Now, I get that Steinem wants to see a female president in her lifetime, I do too. But she doesn’t have to throw young women under the bus because they are not giving her what she wants.
Her and Hillary ain’t Beyoncé. Young women don’t need to get in formation so we can all slay together.
This type of blind allegiance where all women should automatically side with Clinton for the sake of sisterhood is quite infuriating.
Young women are empowered, informed and quite smart. And bypassing Clinton to support Bernie Sanders and his more “radical” views, doesn’t mean that young women are just throwing their political affiliations to the wind to fit in with their male counterparts, nor does it mean that we don’t care about women.
Last time I checked, young women are not that damn basic or boy crazy. And to imply that completely undermines how far this wave of millennial feminism has come, their ability to think for themselves and their own complex understanding of the world and their values.
Translation: Clinton ain’t every woman’s flow. And that’s OK.
And no Sanders is not perfect and has made some problematic political decisions too, but Steinem is completely ignoring Clinton’s shortcomings. And boo, there are many, especially when it comes her tumultuous relationship with Black America.
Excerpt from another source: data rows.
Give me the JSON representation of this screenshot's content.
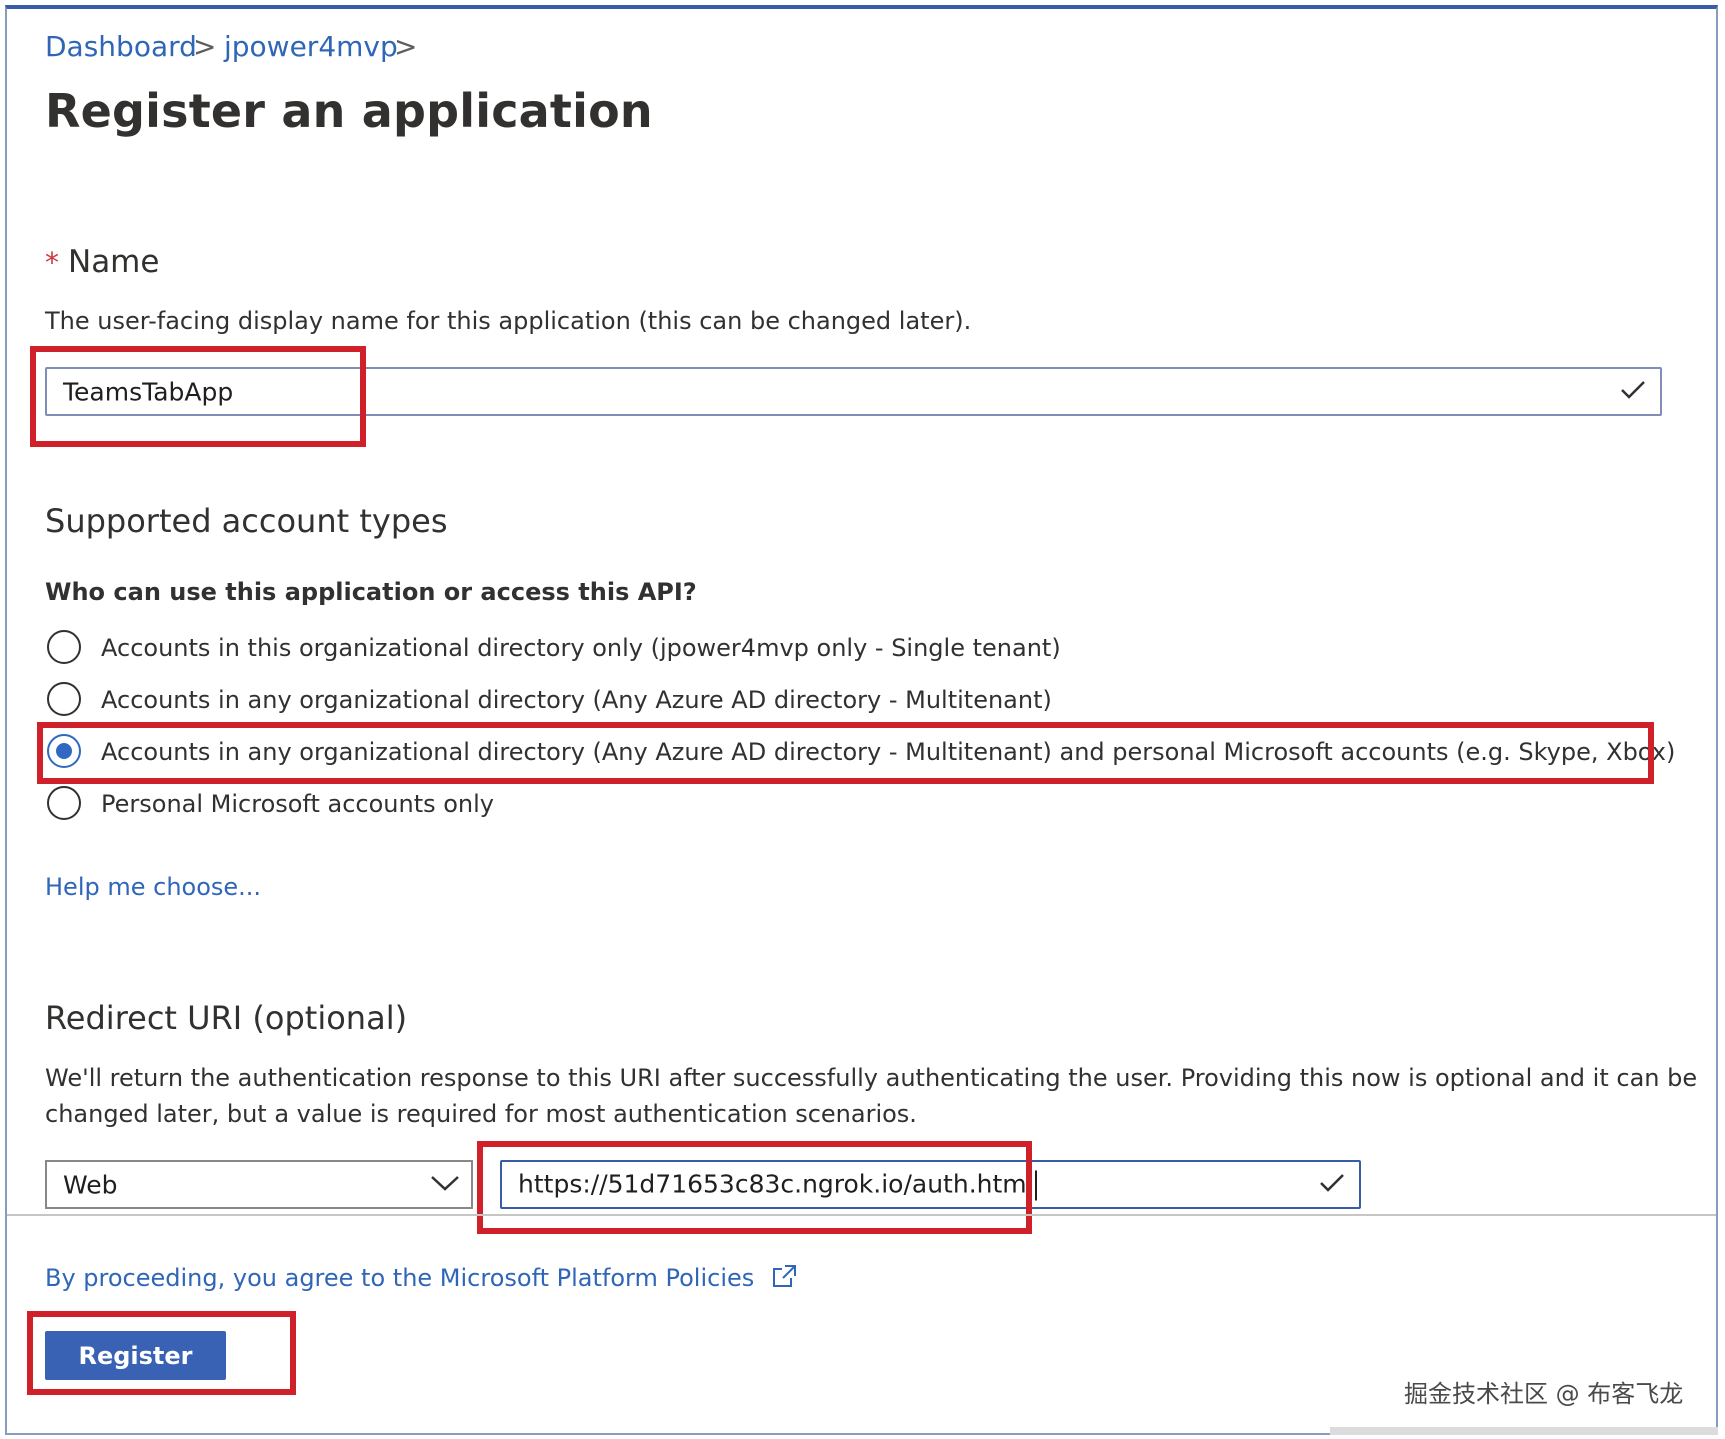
{
  "breadcrumb": {
    "items": [
      "Dashboard",
      "jpower4mvp"
    ],
    "separator": ">"
  },
  "page_title": "Register an application",
  "name_section": {
    "required_marker": "*",
    "label": "Name",
    "description": "The user-facing display name for this application (this can be changed later).",
    "value": "TeamsTabApp"
  },
  "account_types": {
    "heading": "Supported account types",
    "question": "Who can use this application or access this API?",
    "options": [
      {
        "label": "Accounts in this organizational directory only (jpower4mvp only - Single tenant)",
        "selected": false
      },
      {
        "label": "Accounts in any organizational directory (Any Azure AD directory - Multitenant)",
        "selected": false
      },
      {
        "label": "Accounts in any organizational directory (Any Azure AD directory - Multitenant) and personal Microsoft accounts (e.g. Skype, Xbox)",
        "selected": true
      },
      {
        "label": "Personal Microsoft accounts only",
        "selected": false
      }
    ],
    "help_link": "Help me choose..."
  },
  "redirect": {
    "heading": "Redirect URI (optional)",
    "description_line1": "We'll return the authentication response to this URI after successfully authenticating the user. Providing this now is optional and it can be",
    "description_line2": "changed later, but a value is required for most authentication scenarios.",
    "platform": "Web",
    "uri": "https://51d71653c83c.ngrok.io/auth.html"
  },
  "footer": {
    "policy_text": "By proceeding, you agree to the Microsoft Platform Policies",
    "register_label": "Register",
    "watermark": "掘金技术社区 @ 布客飞龙"
  },
  "colors": {
    "accent": "#3066b8",
    "primary_button": "#3a62b4",
    "highlight_red": "#d0202a"
  },
  "icons": {
    "checkmark": "checkmark-icon",
    "chevron": "chevron-down-icon",
    "external_link": "external-link-icon"
  }
}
As Kirsten West Savali so eloquently wrote:
“The 1994 Violent Crime Control and Law Enforcement Act—which Hillary Clinton lobbied for, Sanders voted for, Vice President Joe Biden authored and President Bill Clinton signed—shows why black women shouldn’t just follow the Democratic Party by default, even if the front-runner is a woman. Mass incarceration and its tentacles have been disastrous for black America. On everything from HIV and AIDS to poverty, crime, limited access to a quality education, destruction of families, and recidivism most often due to difficulties finding and maintaining employment, the law has been disastrous.”
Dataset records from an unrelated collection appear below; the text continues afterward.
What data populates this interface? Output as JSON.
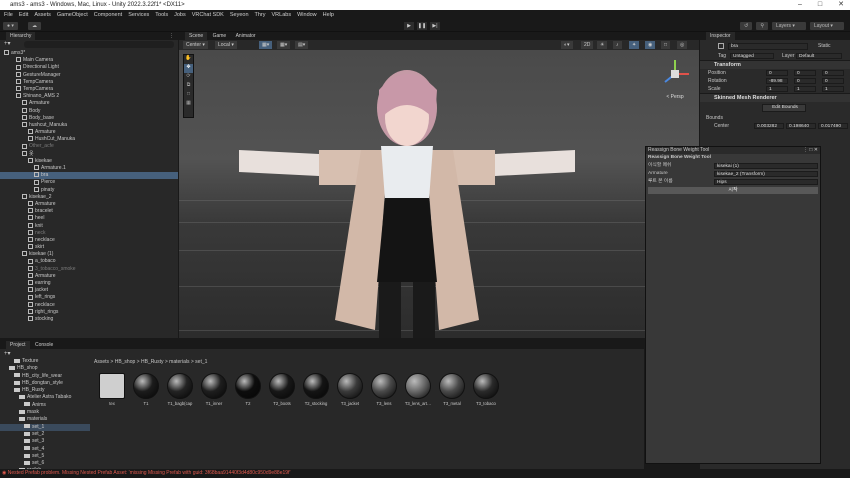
{
  "window": {
    "title": "ams3 - ams3 - Windows, Mac, Linux - Unity 2022.3.22f1* <DX11>"
  },
  "menu": [
    "File",
    "Edit",
    "Assets",
    "GameObject",
    "Component",
    "Services",
    "Tools",
    "Jobs",
    "VRChat SDK",
    "Seyeon",
    "Thry",
    "VRLabs",
    "Window",
    "Help"
  ],
  "toolbar": {
    "layers": "Layers",
    "layout": "Layout"
  },
  "hierarchy": {
    "tab": "Hierarchy",
    "rows": [
      {
        "label": "ams3*",
        "indent": 0,
        "dim": false,
        "sel": false
      },
      {
        "label": "Main Camera",
        "indent": 2,
        "dim": false,
        "sel": false
      },
      {
        "label": "Directional Light",
        "indent": 2,
        "dim": false,
        "sel": false
      },
      {
        "label": "GestureManager",
        "indent": 2,
        "dim": false,
        "sel": false
      },
      {
        "label": "TempCamera",
        "indent": 2,
        "dim": false,
        "sel": false
      },
      {
        "label": "TempCamera",
        "indent": 2,
        "dim": false,
        "sel": false
      },
      {
        "label": "Shinano_AMS 2",
        "indent": 2,
        "dim": false,
        "sel": false
      },
      {
        "label": "Armature",
        "indent": 3,
        "dim": false,
        "sel": false
      },
      {
        "label": "Body",
        "indent": 3,
        "dim": false,
        "sel": false
      },
      {
        "label": "Body_base",
        "indent": 3,
        "dim": false,
        "sel": false
      },
      {
        "label": "hushcut_Manuka",
        "indent": 3,
        "dim": false,
        "sel": false
      },
      {
        "label": "Armature",
        "indent": 4,
        "dim": false,
        "sel": false
      },
      {
        "label": "HushCut_Manuka",
        "indent": 4,
        "dim": false,
        "sel": false
      },
      {
        "label": "Other_acfe",
        "indent": 3,
        "dim": true,
        "sel": false
      },
      {
        "label": "옷",
        "indent": 3,
        "dim": false,
        "sel": false
      },
      {
        "label": "kisekae",
        "indent": 4,
        "dim": false,
        "sel": false
      },
      {
        "label": "Armature.1",
        "indent": 5,
        "dim": false,
        "sel": false
      },
      {
        "label": "bra",
        "indent": 5,
        "dim": false,
        "sel": true
      },
      {
        "label": "Pierce",
        "indent": 5,
        "dim": false,
        "sel": false
      },
      {
        "label": "pinaty",
        "indent": 5,
        "dim": false,
        "sel": false
      },
      {
        "label": "kisekae_2",
        "indent": 3,
        "dim": false,
        "sel": false
      },
      {
        "label": "Armature",
        "indent": 4,
        "dim": false,
        "sel": false
      },
      {
        "label": "bracelet",
        "indent": 4,
        "dim": false,
        "sel": false
      },
      {
        "label": "heel",
        "indent": 4,
        "dim": false,
        "sel": false
      },
      {
        "label": "knit",
        "indent": 4,
        "dim": false,
        "sel": false
      },
      {
        "label": "neck",
        "indent": 4,
        "dim": true,
        "sel": false
      },
      {
        "label": "necklace",
        "indent": 4,
        "dim": false,
        "sel": false
      },
      {
        "label": "skirt",
        "indent": 4,
        "dim": false,
        "sel": false
      },
      {
        "label": "kisekae (1)",
        "indent": 3,
        "dim": false,
        "sel": false
      },
      {
        "label": "a_tobaco",
        "indent": 4,
        "dim": false,
        "sel": false
      },
      {
        "label": "3_tobacco_smoke",
        "indent": 4,
        "dim": true,
        "sel": false
      },
      {
        "label": "Armature",
        "indent": 4,
        "dim": false,
        "sel": false
      },
      {
        "label": "earring",
        "indent": 4,
        "dim": false,
        "sel": false
      },
      {
        "label": "jacket",
        "indent": 4,
        "dim": false,
        "sel": false
      },
      {
        "label": "left_rings",
        "indent": 4,
        "dim": false,
        "sel": false
      },
      {
        "label": "necklace",
        "indent": 4,
        "dim": false,
        "sel": false
      },
      {
        "label": "right_rings",
        "indent": 4,
        "dim": false,
        "sel": false
      },
      {
        "label": "stocking",
        "indent": 4,
        "dim": false,
        "sel": false
      }
    ]
  },
  "scene": {
    "tabs": [
      "Scene",
      "Game",
      "Animator"
    ],
    "center": "Center",
    "local": "Local",
    "persp": "< Persp"
  },
  "inspector": {
    "tab": "Inspector",
    "object_name": "bra",
    "static": "Static",
    "tag_label": "Tag",
    "tag_value": "Untagged",
    "layer_label": "Layer",
    "layer_value": "Default",
    "transform_title": "Transform",
    "position_label": "Position",
    "position": {
      "x": "0",
      "y": "0",
      "z": "0"
    },
    "rotation_label": "Rotation",
    "rotation": {
      "x": "-89.98",
      "y": "0",
      "z": "0"
    },
    "scale_label": "Scale",
    "scale": {
      "x": "1",
      "y": "1",
      "z": "1"
    },
    "smr_title": "Skinned Mesh Renderer",
    "edit_bounds": "Edit Bounds",
    "bounds_label": "Bounds",
    "center_label": "Center",
    "center": {
      "x": "0.003282",
      "y": "0.198640",
      "z": "0.017490"
    }
  },
  "tool": {
    "window_title": "Reassign Bone Weight Tool",
    "header": "Reassign Bone Weight Tool",
    "row1_label": "이식할 메쉬",
    "row1_value": "kisekai (1)",
    "row2_label": "Armature",
    "row2_value": "kisekae_2 (Transform)",
    "row3_label": "루트 본 이름",
    "row3_value": "Hips",
    "button": "시작"
  },
  "project": {
    "tabs": [
      "Project",
      "Console"
    ],
    "breadcrumb": "Assets > HB_shop > HB_Rusty > materials > set_1",
    "folders": [
      "Texture",
      "HB_shop",
      "HB_city_life_wear",
      "HB_dongtan_style",
      "HB_Rusty",
      "Atelier Astra Tabako",
      "Anims",
      "mask",
      "materials",
      "set_1",
      "set_2",
      "set_3",
      "set_4",
      "set_5",
      "set_6",
      "prefab"
    ],
    "assets": [
      "tex",
      "T1",
      "T1_bagb(cap",
      "T1_inner",
      "T2",
      "T2_boots",
      "T2_stocking",
      "T3_jacket",
      "T3_lens",
      "T3_lens_art…",
      "T3_metal",
      "T3_tobaco"
    ],
    "badge": "25"
  },
  "status": {
    "error": "Nested Prefab problem. Missing Nested Prefab Asset: 'missing Missing Prefab with guid: 3f68baa91440f3d4d80c950d9e88e19f'"
  },
  "colors": {
    "accent": "#46607c",
    "error": "#e05a4e"
  }
}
Not to mention, if you’re petty like me, you’re still mad at Clinton for the racially motivated games she played with President Obama back in 2008 during the Dem primaries. Think: Her 3am call ad and that ‘hardworking white people” comment. No passes are given, no matter how down your husband pretended to be. #SorryNotSorry
And so to overlook all of that or to pretend that shouldn’t influence how folks cast their votes, really illuminates this inability for white feminists to view womanhood as intersectional. All of which is quite disappointing, because Steinem really does know better. Just last year in an interview with Bust, she credited learning feminism from Black women.
And yet, nothing about her recent statements honor that legacy or even acknowledge the ongoing struggle between white and POC feminists and the growing disillusionment with our two-party political system. Statements like these only further hammer in this played out notion that “all the women are white” and that in order to hang with the popular girls, you somehow have to leave your race, other forms of your identity and your values outside the door.
And folks really aren’t down for that.
In the end, if feminism is essentially about women actually having choices, let’s stop labeling them “bad women” or “bad feminists” because they exercised their right to not choose you.